When I first saw the cover of Dave Cullen’s Columbine, it filled me with dread. The picture of the exterior of the school stretches across the lower part of the cover, while the rest of the image is nothing but a wide expanse of overcast sky. The cover is blank and cold. Some of my reaction is, of course, attributed to knowing what happened at Columbine. But there is something particularly hopeless about the cover image.
Columbine is about the 1999 mass school shooting perpetrated by Eric Harris and Dylan Klebold. While school shootings had happened before, Columbine could be pointed to as the inspiration for many mass shootings that now seem so hopelessly common. The bleak pain these constant shootings cause for outsiders is nothing compared to the agony suffered by the victims and families directly impacted by the massacres. In Columbine, Cullen rightly centers the victims as well as digs deep into the lives and minds of the killers.
Cullen debunks a few narratives. The media spread reports about the killers being extensively bullied (in fact, they did a fair amount of bullying others), that they targeted the jocks that tormented them, that they were Goths or part of some other organized group. Many myths and partial truths emerged in the weeks and months after the massacre. But the shooting didn’t happen as a reaction to any particular injustice.
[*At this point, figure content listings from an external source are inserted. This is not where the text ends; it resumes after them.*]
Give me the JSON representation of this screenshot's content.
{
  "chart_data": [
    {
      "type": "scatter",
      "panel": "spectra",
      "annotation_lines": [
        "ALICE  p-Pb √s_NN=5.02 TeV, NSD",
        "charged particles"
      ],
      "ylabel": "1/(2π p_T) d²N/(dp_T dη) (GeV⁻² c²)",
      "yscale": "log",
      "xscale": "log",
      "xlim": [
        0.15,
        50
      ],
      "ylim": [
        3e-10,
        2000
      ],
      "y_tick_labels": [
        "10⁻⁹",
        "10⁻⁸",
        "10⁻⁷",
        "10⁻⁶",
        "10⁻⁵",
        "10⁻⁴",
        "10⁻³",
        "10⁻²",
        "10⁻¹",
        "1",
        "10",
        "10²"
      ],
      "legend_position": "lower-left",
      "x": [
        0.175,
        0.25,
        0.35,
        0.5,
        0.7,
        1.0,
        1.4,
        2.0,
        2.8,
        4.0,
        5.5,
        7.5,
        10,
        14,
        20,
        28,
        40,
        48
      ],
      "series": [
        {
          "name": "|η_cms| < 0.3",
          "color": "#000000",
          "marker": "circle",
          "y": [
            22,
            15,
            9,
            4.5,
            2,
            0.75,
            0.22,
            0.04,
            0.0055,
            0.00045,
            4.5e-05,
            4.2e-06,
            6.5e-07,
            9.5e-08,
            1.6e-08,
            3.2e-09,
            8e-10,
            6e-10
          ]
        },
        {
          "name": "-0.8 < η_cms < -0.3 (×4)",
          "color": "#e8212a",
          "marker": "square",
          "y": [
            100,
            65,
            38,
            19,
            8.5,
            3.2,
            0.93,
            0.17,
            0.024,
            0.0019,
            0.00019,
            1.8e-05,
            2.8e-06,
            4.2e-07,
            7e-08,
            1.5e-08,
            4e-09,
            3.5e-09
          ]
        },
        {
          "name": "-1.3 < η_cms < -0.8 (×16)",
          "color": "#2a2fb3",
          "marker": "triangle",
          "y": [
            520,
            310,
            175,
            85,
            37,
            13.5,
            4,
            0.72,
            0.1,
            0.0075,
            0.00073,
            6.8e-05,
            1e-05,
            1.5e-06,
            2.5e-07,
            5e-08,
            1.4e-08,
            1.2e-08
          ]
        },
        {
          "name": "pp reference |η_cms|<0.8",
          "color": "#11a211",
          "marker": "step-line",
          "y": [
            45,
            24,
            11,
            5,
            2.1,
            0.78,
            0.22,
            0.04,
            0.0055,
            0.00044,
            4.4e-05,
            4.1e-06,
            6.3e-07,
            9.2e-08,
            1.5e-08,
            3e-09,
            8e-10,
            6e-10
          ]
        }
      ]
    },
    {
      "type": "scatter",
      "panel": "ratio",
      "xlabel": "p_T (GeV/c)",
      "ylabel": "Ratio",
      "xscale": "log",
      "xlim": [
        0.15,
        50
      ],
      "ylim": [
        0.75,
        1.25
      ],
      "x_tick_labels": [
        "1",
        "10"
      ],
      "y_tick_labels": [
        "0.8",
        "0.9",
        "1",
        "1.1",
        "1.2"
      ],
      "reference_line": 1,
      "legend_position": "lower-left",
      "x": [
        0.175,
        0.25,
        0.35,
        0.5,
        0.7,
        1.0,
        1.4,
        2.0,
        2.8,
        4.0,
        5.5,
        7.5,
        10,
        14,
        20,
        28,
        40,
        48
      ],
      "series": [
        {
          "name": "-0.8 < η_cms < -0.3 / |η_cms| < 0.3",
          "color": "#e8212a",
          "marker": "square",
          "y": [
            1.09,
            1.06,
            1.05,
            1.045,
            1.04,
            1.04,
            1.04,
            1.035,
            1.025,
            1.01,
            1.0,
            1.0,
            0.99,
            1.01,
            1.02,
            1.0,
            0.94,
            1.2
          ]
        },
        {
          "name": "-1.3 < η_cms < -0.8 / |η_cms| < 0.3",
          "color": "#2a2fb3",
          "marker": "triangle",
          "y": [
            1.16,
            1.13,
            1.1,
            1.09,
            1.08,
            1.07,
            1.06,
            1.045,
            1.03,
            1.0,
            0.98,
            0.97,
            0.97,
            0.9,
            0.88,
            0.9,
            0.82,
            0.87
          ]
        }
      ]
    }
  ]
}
Cullen makes clear that it happened because Harris was a sadistic, narcissistic psychopath and Klebold was a self-loathing, suicidal depressive. Harris had long wanted to wipe out humanity. Klebold was depressed, suicidal, and furious at a world that he found ignorant and rejecting. The shooting was also not the centerpiece; it was meant, first and foremost, to be a series of catastrophic bombings. If the bombs had gone off properly, hundreds more would have died.
Cullen’s book reads like a novel. It skillfully weaves nuanced portraits of the victims with detailed accounts of the killers’ lives and thoughts. The day of the massacre is described practically minute by minute. Cullen had a massive amount of primary resources to work with. Harris and Klebold left detailed journals—Harris’ particularly focused on planning the massacre—and both he and Klebold had recorded hours of video later known as The Basement Tapes. Cullen does not paint them as caricatures of the Big Bad. Their mundanity is far more frightening.
I’ll be honest—this book was pretty terrifying. Cullen walks through the attack detail by tiny detail. He minutely describes every victim, witness, and family member—their feelings, their suffering, their resilience. He excavates the killers’ motives and personalities in just as much detail. I’ve read a lot of books about crimes. Nothing comes close to the power of this book.
Cullen wrote an epilogue some years after the book’s initial printing. In it, he talks about his own experience of reporting, researching, and ultimately writing a book about the massacre. It’s a very personal account and one I appreciated. He was not separate from the story, but connected to it through his relationships with the victims’ families and other survivors. He was emotionally and psychologically impacted by his involvement, and that truth, added to all the others he offered in Columbine, gives additional weight to a brilliant account of a horrifying event.